FAWN: Floor-And-Walls Normal Regularization for Direct Neural TSDF Reconstruction

TL;DR

This work addresses the lack of explicit global indoor-geometry constraints in direct TSDF reconstruction. It introduces FAWN, a floor-and-walls normal regularization that uses a trainable 3D semantic head to identify walls and floors and imposes vertical/horizontal orientation on their normals during training, via a composite loss including $ ext{L}_{FAWN}$. The approach improves reconstruction quality and completeness across multiple baselines and benchmarks (e.g., ScanNet, TUM RGB-D, ICL-NUIM, 7Scenes), without adding inference-time overhead or requiring semantics at test-time.

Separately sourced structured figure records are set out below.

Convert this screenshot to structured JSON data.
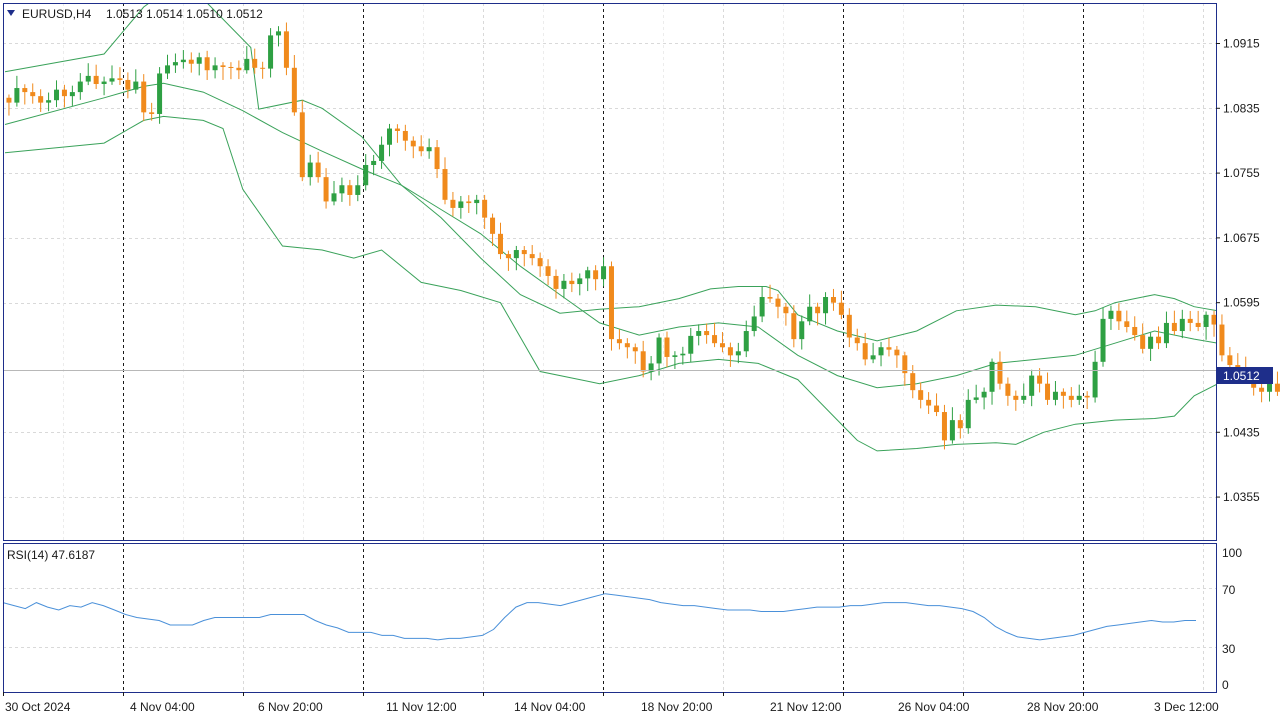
{
  "header": {
    "symbol": "EURUSD,H4",
    "ohlc": "1.0513 1.0514 1.0510 1.0512",
    "price_badge": "1.0512"
  },
  "rsi_panel": {
    "label": "RSI(14) 47.6187",
    "levels": [
      "100",
      "70",
      "30",
      "0"
    ]
  },
  "colors": {
    "bull": "#2ea043",
    "bear": "#f08a1c",
    "band": "#3aa25a",
    "rsi": "#4a90d9",
    "frame": "#1e2e8a",
    "badge": "#1e2e8a",
    "grid": "#d9d9d9"
  },
  "chart_data": [
    {
      "type": "candlestick",
      "title": "EURUSD,H4",
      "ylim": [
        1.0302,
        1.0965
      ],
      "y_ticks": [
        1.0915,
        1.0835,
        1.0755,
        1.0675,
        1.0595,
        1.0435,
        1.0355
      ],
      "y_tick_labels": [
        "1.0915",
        "1.0835",
        "1.0755",
        "1.0675",
        "1.0595",
        "1.0435",
        "1.0355"
      ],
      "x_ticks": [
        "30 Oct 2024",
        "4 Nov 04:00",
        "6 Nov 20:00",
        "11 Nov 12:00",
        "14 Nov 04:00",
        "18 Nov 20:00",
        "21 Nov 12:00",
        "26 Nov 04:00",
        "28 Nov 20:00",
        "3 Dec 12:00"
      ],
      "last_price": 1.0512,
      "grid": true,
      "close_series": [
        1.0842,
        1.086,
        1.0855,
        1.085,
        1.0842,
        1.0845,
        1.0858,
        1.085,
        1.0855,
        1.0868,
        1.0875,
        1.0865,
        1.0868,
        1.0872,
        1.087,
        1.0858,
        1.0868,
        1.083,
        1.0828,
        1.0878,
        1.0888,
        1.0892,
        1.0895,
        1.089,
        1.0898,
        1.0882,
        1.0888,
        1.0886,
        1.0885,
        1.0882,
        1.0896,
        1.0885,
        1.0884,
        1.0925,
        1.093,
        1.0885,
        1.083,
        1.075,
        1.0768,
        1.075,
        1.072,
        1.073,
        1.074,
        1.0728,
        1.074,
        1.0765,
        1.077,
        1.079,
        1.081,
        1.0807,
        1.0795,
        1.0788,
        1.0782,
        1.0787,
        1.076,
        1.0722,
        1.0712,
        1.072,
        1.0718,
        1.0722,
        1.07,
        1.068,
        1.0655,
        1.065,
        1.066,
        1.0655,
        1.065,
        1.064,
        1.0628,
        1.0612,
        1.0622,
        1.0618,
        1.0625,
        1.0635,
        1.0624,
        1.064,
        1.055,
        1.0545,
        1.054,
        1.0535,
        1.051,
        1.052,
        1.0552,
        1.0528,
        1.053,
        1.0532,
        1.0554,
        1.056,
        1.0555,
        1.0545,
        1.054,
        1.053,
        1.0535,
        1.056,
        1.0578,
        1.0602,
        1.06,
        1.059,
        1.0582,
        1.055,
        1.0572,
        1.059,
        1.0582,
        1.0602,
        1.0595,
        1.058,
        1.0552,
        1.0545,
        1.0525,
        1.053,
        1.054,
        1.0537,
        1.053,
        1.0508,
        1.0487,
        1.0475,
        1.0468,
        1.046,
        1.0425,
        1.045,
        1.044,
        1.0475,
        1.0478,
        1.0485,
        1.0522,
        1.0495,
        1.048,
        1.0475,
        1.048,
        1.0505,
        1.0495,
        1.0475,
        1.0485,
        1.048,
        1.0475,
        1.048,
        1.0478,
        1.0522,
        1.0575,
        1.0585,
        1.0572,
        1.0565,
        1.0555,
        1.0538,
        1.0553,
        1.0545,
        1.057,
        1.056,
        1.0575,
        1.057,
        1.0565,
        1.058,
        1.0568,
        1.053,
        1.0518,
        1.0513,
        1.05,
        1.049,
        1.0485,
        1.0495,
        1.0485,
        1.0505,
        1.0525,
        1.0527,
        1.0528,
        1.051,
        1.0508,
        1.0518,
        1.0512
      ],
      "bollinger": {
        "upper": [
          [
            0,
            1.088
          ],
          [
            25,
            1.0902
          ],
          [
            35,
            1.096
          ],
          [
            40,
            1.0978
          ],
          [
            50,
            1.097
          ],
          [
            62,
            1.091
          ],
          [
            64,
            1.0834
          ],
          [
            75,
            1.0845
          ],
          [
            80,
            1.0835
          ],
          [
            90,
            1.08
          ],
          [
            100,
            1.074
          ],
          [
            110,
            1.07
          ],
          [
            120,
            1.065
          ],
          [
            130,
            1.0605
          ],
          [
            140,
            1.0582
          ],
          [
            150,
            1.0587
          ],
          [
            160,
            1.059
          ],
          [
            170,
            1.06
          ],
          [
            178,
            1.0612
          ],
          [
            185,
            1.0615
          ],
          [
            192,
            1.0615
          ],
          [
            195,
            1.061
          ],
          [
            200,
            1.058
          ],
          [
            210,
            1.056
          ],
          [
            220,
            1.0548
          ],
          [
            230,
            1.056
          ],
          [
            240,
            1.0585
          ],
          [
            250,
            1.0592
          ],
          [
            260,
            1.059
          ],
          [
            265,
            1.0585
          ],
          [
            270,
            1.058
          ],
          [
            275,
            1.0585
          ],
          [
            280,
            1.0595
          ],
          [
            285,
            1.06
          ],
          [
            290,
            1.0605
          ],
          [
            295,
            1.06
          ],
          [
            300,
            1.059
          ],
          [
            306,
            1.0585
          ]
        ],
        "middle": [
          [
            0,
            1.0815
          ],
          [
            25,
            1.0848
          ],
          [
            35,
            1.0862
          ],
          [
            40,
            1.0866
          ],
          [
            50,
            1.0855
          ],
          [
            60,
            1.0832
          ],
          [
            70,
            1.0805
          ],
          [
            80,
            1.0782
          ],
          [
            90,
            1.076
          ],
          [
            100,
            1.074
          ],
          [
            110,
            1.071
          ],
          [
            120,
            1.068
          ],
          [
            130,
            1.064
          ],
          [
            140,
            1.0605
          ],
          [
            150,
            1.057
          ],
          [
            160,
            1.0555
          ],
          [
            170,
            1.0565
          ],
          [
            180,
            1.057
          ],
          [
            190,
            1.0565
          ],
          [
            200,
            1.053
          ],
          [
            210,
            1.0505
          ],
          [
            220,
            1.049
          ],
          [
            230,
            1.0495
          ],
          [
            240,
            1.0505
          ],
          [
            250,
            1.052
          ],
          [
            260,
            1.0525
          ],
          [
            270,
            1.053
          ],
          [
            280,
            1.0545
          ],
          [
            290,
            1.056
          ],
          [
            300,
            1.055
          ],
          [
            306,
            1.0545
          ]
        ],
        "lower": [
          [
            0,
            1.078
          ],
          [
            25,
            1.0792
          ],
          [
            35,
            1.082
          ],
          [
            40,
            1.0825
          ],
          [
            50,
            1.082
          ],
          [
            55,
            1.081
          ],
          [
            60,
            1.0735
          ],
          [
            70,
            1.0665
          ],
          [
            80,
            1.066
          ],
          [
            88,
            1.065
          ],
          [
            95,
            1.066
          ],
          [
            105,
            1.062
          ],
          [
            115,
            1.061
          ],
          [
            125,
            1.0595
          ],
          [
            135,
            1.051
          ],
          [
            145,
            1.05
          ],
          [
            150,
            1.0495
          ],
          [
            160,
            1.0505
          ],
          [
            170,
            1.052
          ],
          [
            180,
            1.0525
          ],
          [
            190,
            1.052
          ],
          [
            200,
            1.05
          ],
          [
            210,
            1.045
          ],
          [
            215,
            1.0425
          ],
          [
            220,
            1.0412
          ],
          [
            230,
            1.0415
          ],
          [
            240,
            1.042
          ],
          [
            250,
            1.0422
          ],
          [
            255,
            1.042
          ],
          [
            262,
            1.0435
          ],
          [
            270,
            1.0445
          ],
          [
            280,
            1.045
          ],
          [
            290,
            1.0452
          ],
          [
            295,
            1.0455
          ],
          [
            300,
            1.048
          ],
          [
            306,
            1.0495
          ]
        ]
      }
    },
    {
      "type": "line",
      "title": "RSI(14) 47.6187",
      "ylim": [
        0,
        100
      ],
      "y_ticks": [
        100,
        70,
        30,
        0
      ],
      "grid": true,
      "values": [
        60,
        58,
        56,
        60,
        57,
        55,
        58,
        57,
        60,
        58,
        55,
        52,
        50,
        49,
        48,
        45,
        45,
        45,
        48,
        50,
        50,
        50,
        50,
        50,
        52,
        52,
        52,
        52,
        48,
        45,
        43,
        40,
        40,
        40,
        38,
        38,
        36,
        36,
        36,
        35,
        36,
        36,
        37,
        38,
        42,
        50,
        57,
        60,
        60,
        59,
        58,
        60,
        62,
        64,
        66,
        65,
        64,
        63,
        62,
        60,
        59,
        58,
        58,
        57,
        56,
        55,
        55,
        55,
        54,
        54,
        54,
        55,
        56,
        57,
        57,
        57,
        58,
        58,
        59,
        60,
        60,
        60,
        59,
        58,
        58,
        57,
        56,
        54,
        50,
        44,
        40,
        37,
        36,
        35,
        36,
        37,
        38,
        40,
        42,
        44,
        45,
        46,
        47,
        48,
        47,
        47,
        48,
        48
      ]
    }
  ]
}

By integrating semantic guidance with normal-based regularization, FAWN enhances planar region fidelity and hole filling, enabling more accurate indoor scene reconstructions in practical settings.

Abstract

Leveraging 3D semantics for direct 3D reconstruction has a great potential yet unleashed. For instance, by assuming that walls are vertical, and a floor is planar and horizontal, we can correct distorted room shapes and eliminate local artifacts such as holes, pits, and hills. In this paper, we propose FAWN, a modification of truncated signed distance function (TSDF) reconstruction methods, which considers scene structure by detecting walls and floor in a scene, and penalizing the corresponding surface normals for deviating from the horizontal and vertical directions. Implemented as a 3D sparse convolutional module, FAWN can be incorporated into any trainable pipeline that predicts TSDF. Since FAWN requires 3D semantics only for training, no additional limitations on further use are imposed. We demonstrate, that FAWN-modified methods use semantics more effectively, than existing semantic-based approaches. Besides, we apply our modification to state-of-the-art TSDF reconstruction methods, and demonstrate a quality gain in SCANNET, ICL-NUIM, TUM RGB-D, and 7SCENES benchmarks.

Figures (5)

• Figure 1: 3D reconstructions by state-of-the-art VoRTX stier2021vortx and VoRTX+FAWN. FAWN modification improves reconstruction of planar regions and fills the holes even in the areas not covered by ground truth.
• Figure 2: We verify FAWN assumption on ScanNet. Due to imperfect ground truth scans, floor and walls normals deviate from the vertical and horizontal direction, yet the median deviation should be minor. In fact, the median angle between floor normals and the vertical direction is within $5.1\degree$, while the median angle between walls normals and the horizontal direction is within $6.3\degree$ for 90% of scenes.
• Figure 3: Training procedure of a FAWN-modified method, with baseline components of the pipeline and FAWN add-ons specified. A set of RGB images with camera poses are first processed with a backbone. The extracted features are passed to a baseline TSDF head and FAWN auxiliary semantic head, that detects walls and floor. The semantic head is guided with a semantic loss${\cal L}_{sem}$ during the training, while the TSDF head is trained to minimize baseline-specific TSDF losses${\cal L}_{TSDF}$. Surface normals are derived from the predicted TSDF as first-order gradients, and are used to regularize geometry via normal losses ${\cal L}_{norm}$. Our key novelty is in combining normals and semantics in ${\cal L}_{FAWN}$: surface normals in walls regions are penalized for deviation from the horizontal direction, while the constraints imposed on floor normals force them to be vertical. As a result, the floor and walls in a reconstructed scene become more smooth and planar, and holes get filled with planar segments.
• Figure 4: 3D reconstructions of a ScanNet scene obtained with baseline methods and their FAWN-modified versions.
• Figure 5: 3D scans of a 7Scenes scene reconstructed with and without FAWN. We report coverage to provide visual intuition: evidently, the higher the coverage score, the fewer and smaller are gaps in the reconstructed scans. The lowest score of 29.0 is obtained with the original NeuralRecon, that reconstructs only a small part of a scan. Atlas yields scans of a full coverage, but too coarse and over-smoothed, which is reflected in values of other metrics. VisFusion has a coverage of 56.8, and the scan is obviously incomplete. VoRTX provides an almost full coverage with the best reconstruction quality.